A reasonable subsidy model

The results of the study prove that government subsidies are necessary, but should not be too high. In the case of the Wuhan — Hamburg route, for example, the economic and social benefits of the train are optimal when the government subsidy between 2,000 and 2,500 US dollars per TEU. At the time of the study (end of 2019), the subsidy was between 6,000 and 7,000 U.S dollars per TEU, which is around 54 per cent to 63 per cent of freight rates. While this ideal amount of subsidy does not apply to every liner, gradually reducing the subsidy to around 20% could facilitate a win-win situation for all players.

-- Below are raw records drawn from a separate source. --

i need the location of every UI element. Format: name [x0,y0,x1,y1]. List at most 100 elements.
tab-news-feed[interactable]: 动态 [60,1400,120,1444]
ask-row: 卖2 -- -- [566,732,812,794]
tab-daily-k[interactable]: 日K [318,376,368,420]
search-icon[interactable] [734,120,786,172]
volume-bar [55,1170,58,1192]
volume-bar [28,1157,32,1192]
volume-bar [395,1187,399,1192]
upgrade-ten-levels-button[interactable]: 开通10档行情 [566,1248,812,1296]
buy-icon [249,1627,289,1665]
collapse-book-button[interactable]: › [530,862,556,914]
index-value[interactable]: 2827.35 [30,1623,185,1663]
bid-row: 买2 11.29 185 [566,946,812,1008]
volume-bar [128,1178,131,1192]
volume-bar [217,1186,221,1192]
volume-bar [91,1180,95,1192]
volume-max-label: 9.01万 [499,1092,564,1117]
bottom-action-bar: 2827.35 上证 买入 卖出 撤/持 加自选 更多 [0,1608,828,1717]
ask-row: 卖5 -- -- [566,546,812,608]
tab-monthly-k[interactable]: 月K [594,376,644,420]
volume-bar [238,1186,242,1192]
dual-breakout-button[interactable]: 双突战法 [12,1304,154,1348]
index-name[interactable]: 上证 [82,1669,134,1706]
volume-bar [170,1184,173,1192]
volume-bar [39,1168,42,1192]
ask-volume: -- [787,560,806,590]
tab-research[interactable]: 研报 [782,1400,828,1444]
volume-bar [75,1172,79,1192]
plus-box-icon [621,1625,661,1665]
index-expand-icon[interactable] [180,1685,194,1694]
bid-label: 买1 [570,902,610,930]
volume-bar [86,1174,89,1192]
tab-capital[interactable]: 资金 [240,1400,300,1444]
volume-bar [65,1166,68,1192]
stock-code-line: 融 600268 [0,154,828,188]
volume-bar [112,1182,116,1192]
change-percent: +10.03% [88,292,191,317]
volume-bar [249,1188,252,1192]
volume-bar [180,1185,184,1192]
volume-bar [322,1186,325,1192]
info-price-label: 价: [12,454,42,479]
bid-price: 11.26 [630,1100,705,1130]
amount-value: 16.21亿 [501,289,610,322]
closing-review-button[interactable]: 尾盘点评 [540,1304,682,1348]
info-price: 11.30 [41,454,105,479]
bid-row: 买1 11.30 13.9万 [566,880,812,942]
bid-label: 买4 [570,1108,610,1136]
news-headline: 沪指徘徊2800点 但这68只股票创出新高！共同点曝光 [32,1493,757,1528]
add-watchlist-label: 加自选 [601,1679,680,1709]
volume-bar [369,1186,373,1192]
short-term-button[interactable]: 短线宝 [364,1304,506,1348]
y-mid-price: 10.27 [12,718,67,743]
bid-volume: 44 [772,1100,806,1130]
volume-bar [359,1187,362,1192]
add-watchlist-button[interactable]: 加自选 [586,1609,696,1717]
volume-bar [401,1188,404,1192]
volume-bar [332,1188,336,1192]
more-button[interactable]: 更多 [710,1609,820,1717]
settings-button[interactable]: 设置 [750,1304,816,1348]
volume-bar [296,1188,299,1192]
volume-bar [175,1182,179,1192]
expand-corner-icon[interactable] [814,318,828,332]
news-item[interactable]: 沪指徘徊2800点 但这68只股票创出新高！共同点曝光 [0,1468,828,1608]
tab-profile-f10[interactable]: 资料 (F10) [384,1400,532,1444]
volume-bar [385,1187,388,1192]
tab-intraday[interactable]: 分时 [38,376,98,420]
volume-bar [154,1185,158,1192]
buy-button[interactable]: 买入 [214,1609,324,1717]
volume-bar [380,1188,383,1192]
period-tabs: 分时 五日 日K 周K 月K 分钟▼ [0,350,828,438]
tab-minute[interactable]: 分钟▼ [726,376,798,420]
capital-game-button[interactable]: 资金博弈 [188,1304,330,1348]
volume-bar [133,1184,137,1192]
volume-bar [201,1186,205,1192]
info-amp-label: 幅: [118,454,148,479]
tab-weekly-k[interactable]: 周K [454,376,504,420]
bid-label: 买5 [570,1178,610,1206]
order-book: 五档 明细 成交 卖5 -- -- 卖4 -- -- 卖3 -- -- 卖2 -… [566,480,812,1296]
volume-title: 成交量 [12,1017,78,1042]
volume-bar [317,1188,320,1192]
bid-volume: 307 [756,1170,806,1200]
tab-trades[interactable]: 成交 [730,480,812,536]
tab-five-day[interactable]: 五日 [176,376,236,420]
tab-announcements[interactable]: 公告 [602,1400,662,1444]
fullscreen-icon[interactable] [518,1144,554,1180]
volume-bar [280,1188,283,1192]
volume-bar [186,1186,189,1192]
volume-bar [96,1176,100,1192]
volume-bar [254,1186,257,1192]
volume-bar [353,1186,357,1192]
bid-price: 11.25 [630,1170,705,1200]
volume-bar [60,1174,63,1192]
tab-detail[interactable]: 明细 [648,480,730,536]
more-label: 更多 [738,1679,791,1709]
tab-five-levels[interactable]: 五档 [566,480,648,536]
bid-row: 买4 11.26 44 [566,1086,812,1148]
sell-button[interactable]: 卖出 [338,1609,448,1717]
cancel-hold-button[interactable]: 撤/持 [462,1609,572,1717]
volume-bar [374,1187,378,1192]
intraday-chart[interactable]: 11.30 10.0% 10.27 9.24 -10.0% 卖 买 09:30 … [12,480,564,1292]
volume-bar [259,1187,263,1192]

Without considering other external market factors than subsidies, and with no cap applied on them; it is clear that there is no maximum amount of money earned by liner companies, as the higher the subsidy, the greater the benefit for them. Nevertheless, the model shows that social benefits no longer increase when the subsidy exceeds the threshold of 2,000 to 2,500 US dollars. In other words, when too high, a subsidy can stifle the incentive for liner companies to improve their service levels and thus reduce their attractiveness in the cargo market. It seems that subsidies are not so necessary. With less financial support, the economic and social benefits increase for liner companies since they improve their operations, and their reliance on support reduces. Thus, operating companies can better meet the timeliness and reliability expected by shippers on their own merits.

Not a battle

The study further points out that reducing China-Europe rail freight transport prices is not a panacea for its market share from maritime transport. The economic and social benefits maximise when prices balance between 10,000-12,000 US dollars per TEU (the exact amount is only for the Wuhan-Hamburg route). Once the tariff falls below 7,000 US dollars, the operating company will face losses, regardless of its operation level.

Suppose that the China-Europe trains’ tariffs need to retain at a certain level. In that case, their target cargo group is not cheap timber, but high-value products that are not price-sensitive, susceptible to time efficiency. This means that what is taking place between China-Europe and maritime transport should be an optimal allocation of cargo sources, not a battle for the market.